Wednesday, February 11, 2009

It's a matter of experience


As I was reading about the latest in the POTUS's saga, I was struck by a sense of déjà vu. When Clinton ran for president his character and moral integrity were an issue -- at least for a lot of people. Clinton's backers said none of it mattered and America found out that character and moral integrity do matter. Fast forward to today when we have a president for whom people voted because they said his inexperience didn't matter and we are in the midst of Amateur Hour in a complex environment where government leaders around the world are licking their chops and rubbing their hands together because the POTUS's inexperience makes America seem like a lamb waiting its turn for slaughter. Kathleen Parker says it best. The first however-many days of Barack Obama's presidency have been a study in amateurism.

Experience, like character and moral integrity, matter, as I found out this morning. Chicken Soup picked up another of my stories for a new book to be published in October 2009: All in the Family. They wanted stories about family and I gave them the late Esther Sherwood, my ex-mother-in-law who died before I married her son, who in many ways is like my own mother who is famous for being late, although I doubt Mom will be late to her funeral. She chases Death just like her father did.

I can remember Grandpa saying he wouldn't be around much longer and I felt like he stayed around for me. I coaxed him with food and promises of firsts: first date, first grandchild, first time driver, first time honor student, first graduation, first wedding. I have one cousin older than I am and she was the first driver, first high school graduate and first bride in our family. I remember all her firsts because I was there and amazed my hair didn't turn white.

I was in the car when Uncle Bob let Laura drive their station wagon (this was before SUVs) on the I-71 freeway from Columbus to their house out in the country. In the back were baskets of mildew-smelling laundry, her brother and two of her sisters, and me. Laura was skittish at the wheel but anxious to prove to her father that she was a competent driver and could handle rush hour traffic on one of Columbus's busiest freeways. Uncle Bob urged her to speed up and keep with the flow of traffic and she did, the back end of the station wagon fishtailing wildly across three lanes of traffic while I sat in the back seat with her sister Bobbi Jean facing the oncoming traffic and praying I wasn't about to die. Laura finally got control of the car, but not before the rest of us found out what it was like to see our all too short lives flash before our eyes. It took all our strength and courage not to fall to the ground and grab up handfuls of earth and kiss them when we got out of the car, our legs shaking and our hearts still pounding after more than 20 miles. I don't think we even breathed until we turned onto to Old State Road where traffic was scarce on the two-lane country road that led to their little house across from the dairy farm. We all took deep breaths of fresh country air laced with manure and new mown green fields and released our white knuckled hold on each other and our seats.

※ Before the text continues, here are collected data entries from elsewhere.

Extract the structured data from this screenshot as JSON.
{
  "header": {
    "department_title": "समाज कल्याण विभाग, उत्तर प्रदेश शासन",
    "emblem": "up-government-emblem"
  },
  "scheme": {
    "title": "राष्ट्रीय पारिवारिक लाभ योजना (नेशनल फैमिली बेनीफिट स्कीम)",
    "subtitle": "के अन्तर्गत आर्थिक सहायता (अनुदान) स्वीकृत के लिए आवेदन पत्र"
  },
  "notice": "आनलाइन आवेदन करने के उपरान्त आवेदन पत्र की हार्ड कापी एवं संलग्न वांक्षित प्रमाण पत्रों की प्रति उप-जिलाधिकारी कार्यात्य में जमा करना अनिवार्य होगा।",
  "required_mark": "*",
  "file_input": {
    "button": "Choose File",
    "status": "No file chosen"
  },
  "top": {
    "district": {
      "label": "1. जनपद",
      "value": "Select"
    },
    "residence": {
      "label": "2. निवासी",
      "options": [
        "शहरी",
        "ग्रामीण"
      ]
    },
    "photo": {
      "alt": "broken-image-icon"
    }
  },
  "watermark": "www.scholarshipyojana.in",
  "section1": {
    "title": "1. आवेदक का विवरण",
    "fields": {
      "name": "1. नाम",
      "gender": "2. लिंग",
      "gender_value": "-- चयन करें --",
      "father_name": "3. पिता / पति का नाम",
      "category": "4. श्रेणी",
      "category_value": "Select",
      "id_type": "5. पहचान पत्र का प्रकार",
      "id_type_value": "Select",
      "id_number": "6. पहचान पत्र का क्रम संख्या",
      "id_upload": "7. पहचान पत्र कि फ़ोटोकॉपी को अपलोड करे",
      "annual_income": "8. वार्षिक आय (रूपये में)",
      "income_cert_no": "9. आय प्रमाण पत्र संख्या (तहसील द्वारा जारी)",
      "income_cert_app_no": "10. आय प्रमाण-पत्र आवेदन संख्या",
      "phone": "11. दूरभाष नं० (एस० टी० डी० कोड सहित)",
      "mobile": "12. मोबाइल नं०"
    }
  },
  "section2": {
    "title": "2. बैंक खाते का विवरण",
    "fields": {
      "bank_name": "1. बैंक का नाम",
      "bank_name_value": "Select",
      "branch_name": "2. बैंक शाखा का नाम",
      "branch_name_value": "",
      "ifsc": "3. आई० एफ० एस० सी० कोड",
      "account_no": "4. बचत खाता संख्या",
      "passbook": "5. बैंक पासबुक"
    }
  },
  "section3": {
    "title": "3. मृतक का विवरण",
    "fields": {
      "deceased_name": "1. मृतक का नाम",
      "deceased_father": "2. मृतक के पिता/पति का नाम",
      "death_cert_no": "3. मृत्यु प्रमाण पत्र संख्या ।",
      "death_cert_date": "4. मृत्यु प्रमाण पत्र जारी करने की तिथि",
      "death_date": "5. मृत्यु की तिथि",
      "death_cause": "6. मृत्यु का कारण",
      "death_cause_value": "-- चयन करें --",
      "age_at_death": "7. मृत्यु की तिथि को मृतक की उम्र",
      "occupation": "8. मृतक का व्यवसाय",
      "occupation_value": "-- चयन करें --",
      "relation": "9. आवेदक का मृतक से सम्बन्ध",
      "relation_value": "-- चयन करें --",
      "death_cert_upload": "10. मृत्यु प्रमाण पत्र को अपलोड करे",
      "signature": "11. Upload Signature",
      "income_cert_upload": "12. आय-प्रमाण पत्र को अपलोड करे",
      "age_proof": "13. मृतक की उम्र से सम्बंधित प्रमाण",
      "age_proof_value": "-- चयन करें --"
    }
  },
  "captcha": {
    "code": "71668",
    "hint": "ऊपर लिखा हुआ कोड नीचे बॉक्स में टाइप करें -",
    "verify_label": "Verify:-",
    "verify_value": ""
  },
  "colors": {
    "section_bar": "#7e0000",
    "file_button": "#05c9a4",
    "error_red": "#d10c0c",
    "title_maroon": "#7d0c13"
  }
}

I've had quite a few adventures in cars when someone else was in control of the wheel, like the night my father towed me from Worthington to Hilliard behind his truck on the I-270 freeway in the dead of winter. Dad loved that story and laughed about what happened, but I have never found frostbite and near death experiences all that humorous.

Experience matters. Whether it's to tell a good story that recreates a moment in time or someone's life or in knowing what and how to do what's necessary, even when it means people will revile and hate you when you make an unpopular decision, it's nearly impossible to get through the difficult times if you've never been through that way before. We all have to crawl before we can walk and then run. Fresh from the egg, we are little more than turtles racing to the sea beneath a sky full of ravenous and experienced predatory birds.